The UN force, known by its French acronym MONUC, first deployed in mineral-rich Congo in 1999. Since then, 98 peace-keepers have been killed.

The eight-page French-drafted resolution deplored the continued clashes, human rights violations and illegal arms trafficking in Congo and called for the disarming, demobilizing and resettlement of Congolese and foreign armed groups.

It also spells out in greater detail than before the UN role in achieving those goals and provides for the force to train Congolese armed forces and police in observation of human rights.

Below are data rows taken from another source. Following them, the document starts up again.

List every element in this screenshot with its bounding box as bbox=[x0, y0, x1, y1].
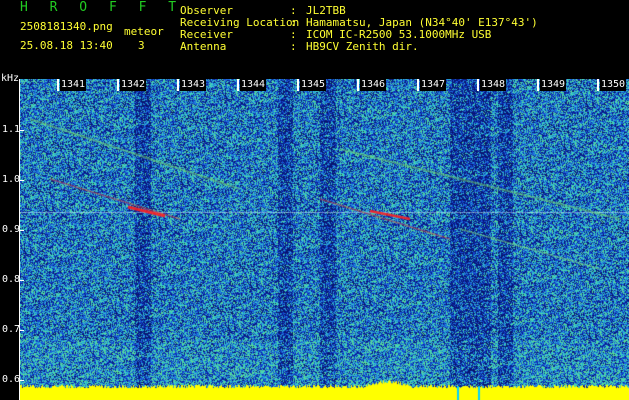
minute-label-1350: 1350 bbox=[600, 79, 627, 91]
capture-datetime: 25.08.18 13:40 bbox=[20, 39, 113, 52]
minute-label-1346: 1346 bbox=[360, 79, 387, 91]
minute-tick-1344 bbox=[237, 79, 239, 91]
freq-tick-1.1 bbox=[20, 130, 24, 131]
antenna-value: HB9CV Zenith dir. bbox=[306, 40, 419, 53]
y-axis-unit: kHz bbox=[1, 73, 20, 84]
minute-label-1342: 1342 bbox=[120, 79, 147, 91]
minute-label-1344: 1344 bbox=[240, 79, 267, 91]
antenna-label: Antenna bbox=[180, 40, 227, 53]
minute-tick-1350 bbox=[597, 79, 599, 91]
freq-label-0.9: 0.9 bbox=[2, 224, 21, 235]
minute-tick-1342 bbox=[117, 79, 119, 91]
freq-tick-1.0 bbox=[20, 180, 24, 181]
freq-label-1.0: 1.0 bbox=[2, 174, 21, 185]
antenna-colon: : bbox=[290, 40, 297, 53]
mode-label: meteor bbox=[124, 25, 164, 38]
app-brand: H R O F F T bbox=[20, 0, 184, 15]
minute-label-1341: 1341 bbox=[60, 79, 87, 91]
freq-label-0.6: 0.6 bbox=[2, 374, 21, 385]
minute-tick-1343 bbox=[177, 79, 179, 91]
minute-label-1343: 1343 bbox=[180, 79, 207, 91]
minute-tick-1346 bbox=[357, 79, 359, 91]
meteor-count: 3 bbox=[138, 39, 145, 52]
freq-tick-0.9 bbox=[20, 230, 24, 231]
freq-tick-0.8 bbox=[20, 280, 24, 281]
freq-label-1.1: 1.1 bbox=[2, 124, 21, 135]
minute-tick-1348 bbox=[477, 79, 479, 91]
freq-label-0.7: 0.7 bbox=[2, 324, 21, 335]
spectrogram bbox=[20, 79, 629, 400]
minute-label-1347: 1347 bbox=[420, 79, 447, 91]
freq-tick-0.6 bbox=[20, 380, 24, 381]
freq-tick-0.7 bbox=[20, 330, 24, 331]
minute-tick-1347 bbox=[417, 79, 419, 91]
minute-tick-1345 bbox=[297, 79, 299, 91]
file-name: 2508181340.png bbox=[20, 20, 113, 33]
freq-label-0.8: 0.8 bbox=[2, 274, 21, 285]
minute-label-1349: 1349 bbox=[540, 79, 567, 91]
minute-label-1348: 1348 bbox=[480, 79, 507, 91]
minute-tick-1341 bbox=[57, 79, 59, 91]
minute-label-1345: 1345 bbox=[300, 79, 327, 91]
minute-tick-1349 bbox=[537, 79, 539, 91]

It sets a cap on the U.N. force of 17,030 military personnel plus some 1,900 military observers, police and police trainers.

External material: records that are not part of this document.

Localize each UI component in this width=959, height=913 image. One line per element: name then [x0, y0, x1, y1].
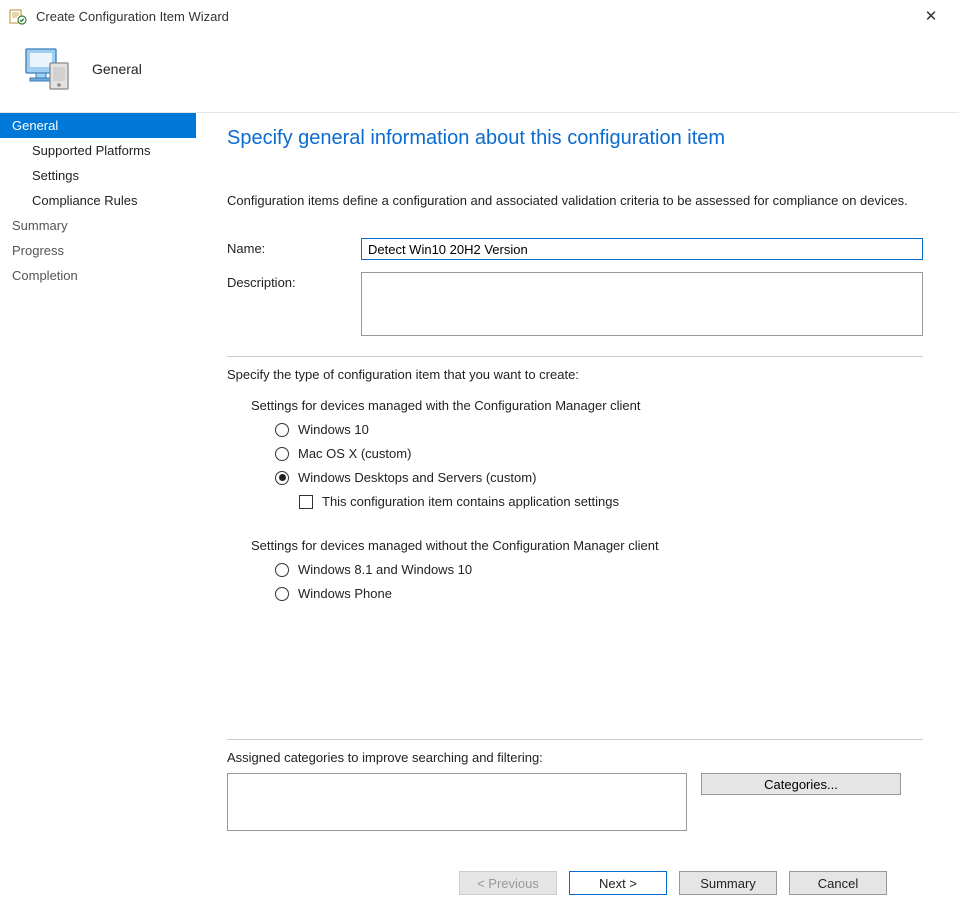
- cancel-button[interactable]: Cancel: [789, 871, 887, 895]
- header: General: [0, 32, 959, 112]
- main-panel: Specify general information about this c…: [197, 113, 959, 913]
- header-icon: [20, 45, 72, 93]
- sidebar-item-general[interactable]: General: [0, 113, 196, 138]
- radio-windows-10[interactable]: Windows 10: [275, 422, 923, 437]
- radio-icon: [275, 563, 289, 577]
- radio-icon: [275, 447, 289, 461]
- sidebar-item-progress[interactable]: Progress: [0, 238, 196, 263]
- radio-icon: [275, 423, 289, 437]
- sidebar-item-summary[interactable]: Summary: [0, 213, 196, 238]
- sidebar-item-completion[interactable]: Completion: [0, 263, 196, 288]
- divider: [227, 739, 923, 740]
- sidebar-item-supported-platforms[interactable]: Supported Platforms: [0, 138, 196, 163]
- radio-label: Windows Phone: [298, 586, 392, 601]
- close-icon[interactable]: ✕: [911, 7, 951, 25]
- title-bar: Create Configuration Item Wizard ✕: [0, 0, 959, 32]
- footer-buttons: < Previous Next > Summary Cancel: [227, 855, 923, 913]
- checkbox-app-settings[interactable]: This configuration item contains applica…: [299, 494, 923, 509]
- description-input[interactable]: [361, 272, 923, 336]
- type-section-label: Specify the type of configuration item t…: [227, 367, 923, 382]
- radio-windows-desktops-servers[interactable]: Windows Desktops and Servers (custom): [275, 470, 923, 485]
- next-button[interactable]: Next >: [569, 871, 667, 895]
- categories-button[interactable]: Categories...: [701, 773, 901, 795]
- app-icon: [8, 6, 28, 26]
- window-title: Create Configuration Item Wizard: [36, 9, 911, 24]
- radio-label: Windows 10: [298, 422, 369, 437]
- previous-button: < Previous: [459, 871, 557, 895]
- summary-button[interactable]: Summary: [679, 871, 777, 895]
- radio-label: Mac OS X (custom): [298, 446, 411, 461]
- description-label: Description:: [227, 272, 361, 290]
- name-input[interactable]: [361, 238, 923, 260]
- header-label: General: [92, 61, 142, 77]
- sidebar-item-compliance-rules[interactable]: Compliance Rules: [0, 188, 196, 213]
- name-label: Name:: [227, 238, 361, 256]
- radio-windows-81-10[interactable]: Windows 8.1 and Windows 10: [275, 562, 923, 577]
- group-without-client-label: Settings for devices managed without the…: [251, 538, 923, 553]
- divider: [227, 356, 923, 357]
- radio-windows-phone[interactable]: Windows Phone: [275, 586, 923, 601]
- radio-macosx[interactable]: Mac OS X (custom): [275, 446, 923, 461]
- intro-text: Configuration items define a configurati…: [227, 192, 923, 210]
- checkbox-icon: [299, 495, 313, 509]
- radio-icon: [275, 587, 289, 601]
- sidebar-item-settings[interactable]: Settings: [0, 163, 196, 188]
- checkbox-label: This configuration item contains applica…: [322, 494, 619, 509]
- categories-label: Assigned categories to improve searching…: [227, 750, 923, 765]
- categories-list[interactable]: [227, 773, 687, 831]
- radio-icon: [275, 471, 289, 485]
- group-with-client-label: Settings for devices managed with the Co…: [251, 398, 923, 413]
- page-title: Specify general information about this c…: [227, 127, 923, 150]
- radio-label: Windows 8.1 and Windows 10: [298, 562, 472, 577]
- sidebar: General Supported Platforms Settings Com…: [0, 113, 197, 913]
- radio-label: Windows Desktops and Servers (custom): [298, 470, 536, 485]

''This resolution is important because it adapts MONUC to the new needs of the DRC, and because it is oriented towards the future,'' said French Ambassador Jean-Marc de la Sabliere in a statement.

The resolution requested Ban to report periodically on developments in Congo and to submit by November 15 ''a report containing benchmarks and an indicative timetable for the gradual drawdown of MONUC.'' ''We would like MONUC to remain at full strength until the end of the year,'' Congolese envoy Atoki Ileka told reporters. ''In the short term it's good to have it but in the long run it's good to have an exit strategy.'' A Security Council mission will go to Congo next month to supervise the implementation of the new mandate, de la Sabliere said.